I’m not as young as I once was! That bag on my back is beginning to feel just a bit heavy on occasion. Do I really need to carry all that gear around with me.
That’s the question this post seeks to address, and it comes to some interesting conclusions, and a new camera bag to justify those conclusions too! [Well it would have to, wouldn’t it – “all the gear, no idea”]
Hint: You can click on the images below to make them readable!
The starting point is to take a look at the Metadata stored in Adobe Lightroom for all the photos in my Library …
Some of the statistics this generates are quite amazing, but we need to funnel down to look at the lenses, I have on the cameras I’ve been using most recently. So I can make a selection on the three Sony digital cameras I’ve been using …
Now to refine further and see what lenses these have been using …
I hasten to add that I don’t own all these lenses now. I’ll own up to the FE 16-35, the FE 24-105, the FE 70-200 zoom lenses, and the FE 24, FE 55 and FE 90 Macro prime lenses. Still a lot of glass to carry around, just-in-case!
So … focussing principally on the ones I’ve used on the newer Sony Full frame models, the A7R and A7RIII, that I’ve owned, and then refine the filter further I get a dataset of c.11000 photos taken with these cameras and lenses.
Time to look at what focal lengths I’ve principally used. Picking out those with >100 shots, I find that 15 Focal lengths account for nearly 8,000 of the photos (c.70%).
Wow! That’s quite a focus (sic) on a limited range of focal lengths. What if I just select the Zoom lenses and see what focal lengths I use for them …
Can you see the clustering at the two ends of the zoom range? Now lets look at my favourite lens, the FE 24-105mm F4 G OSS – my walkabout lens …
The peaking at the ends of the zoom ranges is even more pronounced with this lens, can you see where this is leading?
I’m not going to even bother to show you the screenshots for the FE 70-200 F4 G OSS, I think you get the picture. Of the 1752 shots taken with this lens, 1164 were taken at either 70mm, or 200mm!!!! Now I’m either not using these lenses correctly, or I’m missing something far more fundamental in my use of lenses that I now am beginning to think, a high pixel count sensor can accommodate.
You’ve got it “zoom with cropping“.
Prime lenses are better optically, and are faster (lower F value or aperture). If I choose the right prime lens I should be able to accommodate my need to zoom by cropping and making the most of the 42 Megapixels that the sensor has.

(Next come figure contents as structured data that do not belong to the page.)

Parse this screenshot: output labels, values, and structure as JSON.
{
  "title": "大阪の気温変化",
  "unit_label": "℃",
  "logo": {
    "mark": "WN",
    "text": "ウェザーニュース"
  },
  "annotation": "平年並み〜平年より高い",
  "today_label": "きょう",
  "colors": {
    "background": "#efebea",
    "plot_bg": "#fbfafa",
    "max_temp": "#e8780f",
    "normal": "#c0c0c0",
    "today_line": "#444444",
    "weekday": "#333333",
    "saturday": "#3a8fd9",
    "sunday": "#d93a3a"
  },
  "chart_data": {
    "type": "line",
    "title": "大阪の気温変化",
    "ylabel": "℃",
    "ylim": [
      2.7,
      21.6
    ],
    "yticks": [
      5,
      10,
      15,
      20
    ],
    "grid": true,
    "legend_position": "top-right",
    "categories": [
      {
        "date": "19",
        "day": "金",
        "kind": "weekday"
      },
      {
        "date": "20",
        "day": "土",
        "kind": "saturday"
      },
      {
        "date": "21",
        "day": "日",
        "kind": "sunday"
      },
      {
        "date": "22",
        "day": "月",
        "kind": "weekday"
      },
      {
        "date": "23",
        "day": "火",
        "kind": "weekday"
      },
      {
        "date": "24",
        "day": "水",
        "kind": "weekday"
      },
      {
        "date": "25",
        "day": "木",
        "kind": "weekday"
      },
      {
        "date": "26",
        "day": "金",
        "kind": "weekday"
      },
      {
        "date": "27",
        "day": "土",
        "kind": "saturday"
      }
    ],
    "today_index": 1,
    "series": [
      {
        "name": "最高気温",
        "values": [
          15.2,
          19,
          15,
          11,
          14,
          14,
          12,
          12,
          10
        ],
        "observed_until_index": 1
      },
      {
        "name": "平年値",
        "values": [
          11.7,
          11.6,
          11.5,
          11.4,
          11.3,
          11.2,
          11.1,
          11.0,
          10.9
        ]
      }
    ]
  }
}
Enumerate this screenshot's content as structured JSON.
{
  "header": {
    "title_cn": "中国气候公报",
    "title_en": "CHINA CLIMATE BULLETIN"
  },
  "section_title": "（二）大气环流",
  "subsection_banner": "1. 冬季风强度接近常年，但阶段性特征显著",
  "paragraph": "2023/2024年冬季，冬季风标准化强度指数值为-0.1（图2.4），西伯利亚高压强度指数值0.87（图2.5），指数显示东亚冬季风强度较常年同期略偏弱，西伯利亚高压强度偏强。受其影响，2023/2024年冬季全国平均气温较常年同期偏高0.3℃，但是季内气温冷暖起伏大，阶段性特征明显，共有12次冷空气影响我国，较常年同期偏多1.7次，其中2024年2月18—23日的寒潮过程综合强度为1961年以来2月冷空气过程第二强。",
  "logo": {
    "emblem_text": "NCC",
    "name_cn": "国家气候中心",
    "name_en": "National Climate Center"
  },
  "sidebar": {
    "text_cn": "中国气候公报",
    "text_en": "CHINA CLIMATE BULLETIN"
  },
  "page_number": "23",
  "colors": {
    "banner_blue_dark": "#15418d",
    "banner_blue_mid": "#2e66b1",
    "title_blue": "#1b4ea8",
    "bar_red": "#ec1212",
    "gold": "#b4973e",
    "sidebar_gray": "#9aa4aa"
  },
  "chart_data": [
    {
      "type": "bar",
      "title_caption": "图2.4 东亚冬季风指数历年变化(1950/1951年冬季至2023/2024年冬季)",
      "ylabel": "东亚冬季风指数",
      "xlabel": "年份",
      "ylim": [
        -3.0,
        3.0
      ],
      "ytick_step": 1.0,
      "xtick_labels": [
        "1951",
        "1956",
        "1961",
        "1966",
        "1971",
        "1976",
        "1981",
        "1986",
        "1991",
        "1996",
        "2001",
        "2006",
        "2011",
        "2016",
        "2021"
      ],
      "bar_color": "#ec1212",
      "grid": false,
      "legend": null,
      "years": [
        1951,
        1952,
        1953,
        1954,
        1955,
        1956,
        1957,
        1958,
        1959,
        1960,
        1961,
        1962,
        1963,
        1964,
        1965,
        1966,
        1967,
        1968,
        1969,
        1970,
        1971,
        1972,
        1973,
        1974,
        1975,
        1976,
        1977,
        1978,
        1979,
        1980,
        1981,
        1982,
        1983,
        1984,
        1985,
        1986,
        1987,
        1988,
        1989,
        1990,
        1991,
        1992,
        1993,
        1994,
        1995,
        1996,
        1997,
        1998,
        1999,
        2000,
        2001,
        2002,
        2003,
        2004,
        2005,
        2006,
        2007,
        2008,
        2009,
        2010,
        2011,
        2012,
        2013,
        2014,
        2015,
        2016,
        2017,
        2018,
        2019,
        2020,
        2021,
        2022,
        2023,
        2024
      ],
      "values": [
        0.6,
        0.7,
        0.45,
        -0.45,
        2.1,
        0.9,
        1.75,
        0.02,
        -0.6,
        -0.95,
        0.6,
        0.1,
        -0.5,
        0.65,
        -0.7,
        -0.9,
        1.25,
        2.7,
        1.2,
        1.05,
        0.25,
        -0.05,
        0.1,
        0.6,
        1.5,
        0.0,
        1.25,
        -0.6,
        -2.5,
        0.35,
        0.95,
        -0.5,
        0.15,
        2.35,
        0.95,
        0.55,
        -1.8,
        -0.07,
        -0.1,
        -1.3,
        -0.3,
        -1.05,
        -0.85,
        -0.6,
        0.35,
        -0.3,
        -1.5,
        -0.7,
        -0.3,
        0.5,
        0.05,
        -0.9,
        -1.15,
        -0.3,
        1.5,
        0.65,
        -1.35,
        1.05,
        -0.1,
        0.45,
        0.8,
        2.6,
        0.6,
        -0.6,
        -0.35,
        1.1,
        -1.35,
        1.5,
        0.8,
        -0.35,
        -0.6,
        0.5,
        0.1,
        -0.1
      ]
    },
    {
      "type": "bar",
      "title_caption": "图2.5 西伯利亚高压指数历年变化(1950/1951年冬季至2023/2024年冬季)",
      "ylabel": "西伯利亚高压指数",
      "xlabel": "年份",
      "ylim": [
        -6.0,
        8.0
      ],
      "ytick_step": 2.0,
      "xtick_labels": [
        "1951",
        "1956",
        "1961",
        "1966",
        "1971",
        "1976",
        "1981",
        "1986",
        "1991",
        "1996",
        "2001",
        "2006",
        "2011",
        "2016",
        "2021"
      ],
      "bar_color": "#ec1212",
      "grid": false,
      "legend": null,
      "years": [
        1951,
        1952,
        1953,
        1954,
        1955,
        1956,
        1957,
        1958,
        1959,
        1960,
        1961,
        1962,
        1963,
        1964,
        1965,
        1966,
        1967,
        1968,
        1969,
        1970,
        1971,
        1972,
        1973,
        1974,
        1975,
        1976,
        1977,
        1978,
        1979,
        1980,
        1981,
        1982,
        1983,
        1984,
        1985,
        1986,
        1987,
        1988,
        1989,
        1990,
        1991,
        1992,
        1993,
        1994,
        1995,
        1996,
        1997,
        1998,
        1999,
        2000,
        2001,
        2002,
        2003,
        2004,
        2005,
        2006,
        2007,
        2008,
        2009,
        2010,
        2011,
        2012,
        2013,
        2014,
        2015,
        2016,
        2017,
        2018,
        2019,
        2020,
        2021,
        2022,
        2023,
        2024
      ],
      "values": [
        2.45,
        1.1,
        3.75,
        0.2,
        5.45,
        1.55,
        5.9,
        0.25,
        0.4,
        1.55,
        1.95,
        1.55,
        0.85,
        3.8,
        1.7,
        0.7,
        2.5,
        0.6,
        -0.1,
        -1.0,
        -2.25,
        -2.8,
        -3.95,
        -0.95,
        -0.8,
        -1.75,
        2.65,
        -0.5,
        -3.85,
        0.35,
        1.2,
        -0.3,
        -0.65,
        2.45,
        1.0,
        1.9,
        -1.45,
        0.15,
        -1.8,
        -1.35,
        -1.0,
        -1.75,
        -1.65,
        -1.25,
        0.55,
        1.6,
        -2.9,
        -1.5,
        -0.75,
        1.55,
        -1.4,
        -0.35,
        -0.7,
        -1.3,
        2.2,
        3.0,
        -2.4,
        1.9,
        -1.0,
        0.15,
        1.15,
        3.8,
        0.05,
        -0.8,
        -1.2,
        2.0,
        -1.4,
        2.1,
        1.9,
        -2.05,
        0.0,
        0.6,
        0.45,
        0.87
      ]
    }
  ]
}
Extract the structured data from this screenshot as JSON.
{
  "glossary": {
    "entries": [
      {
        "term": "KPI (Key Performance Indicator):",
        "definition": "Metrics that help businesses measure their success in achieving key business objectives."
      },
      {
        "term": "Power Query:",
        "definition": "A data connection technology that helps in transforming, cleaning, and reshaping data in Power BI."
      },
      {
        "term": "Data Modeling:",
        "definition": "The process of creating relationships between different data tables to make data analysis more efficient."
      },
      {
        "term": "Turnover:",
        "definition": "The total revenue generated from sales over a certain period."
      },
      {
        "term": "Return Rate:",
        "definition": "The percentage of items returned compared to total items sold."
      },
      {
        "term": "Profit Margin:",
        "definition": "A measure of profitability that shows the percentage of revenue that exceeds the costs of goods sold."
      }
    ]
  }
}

The trick is to choose a low focal length prime and zoom by cropping; thus to cover my current range, and use the current “favourite” focal lengths, I need a 16mm, a 55mm, a 90mm and a 200mm lens. I have two of those, but perhaps I can do without the 16mm and use my current 24mm lens, or perhaps given the wide range of focal lengths used in the 16-35mm range, this zoom justifies its place in my bag. That just leaves the 200mm telephoto, as a gap in my bag. I’ll always keep the 24-105mm as my walk-about lens. It’s so versatile, it sits permanently on the camera. The problem – there just isn’t one in the Sony range between 135mm (just about affordable) and 400mm (way out of my price range). So the 70-200mm would appear to still have a place in my bag – just for the 200mm focal length.
So to answer the original question, what’s now in my bag – the 24mm F1.4, the 55mm F1.8, and the 90mm F2.8 macro. I’m leaving the zoom lenses at home for the time being, unless I have a specific reason to use them as the single lens on my camera with no camera bag – 16-35mm for landscapes, 24-105mm for walking about (travel) and general use, the 70-200mm for wildlife.
And the bag …
… it holds the three prime lenses comfortably allowing me to have either the 24-105mm, or the 70-200mm on the camera; or the 70-200mm, with the camera plus 55mm (or 16-35mm) in the bag; or the 70-200mm in the bag and the 24-105mm on the camera.
It’ll be interesting to see how my focus on prime lenses strategies maps out. I’ll keep you posted.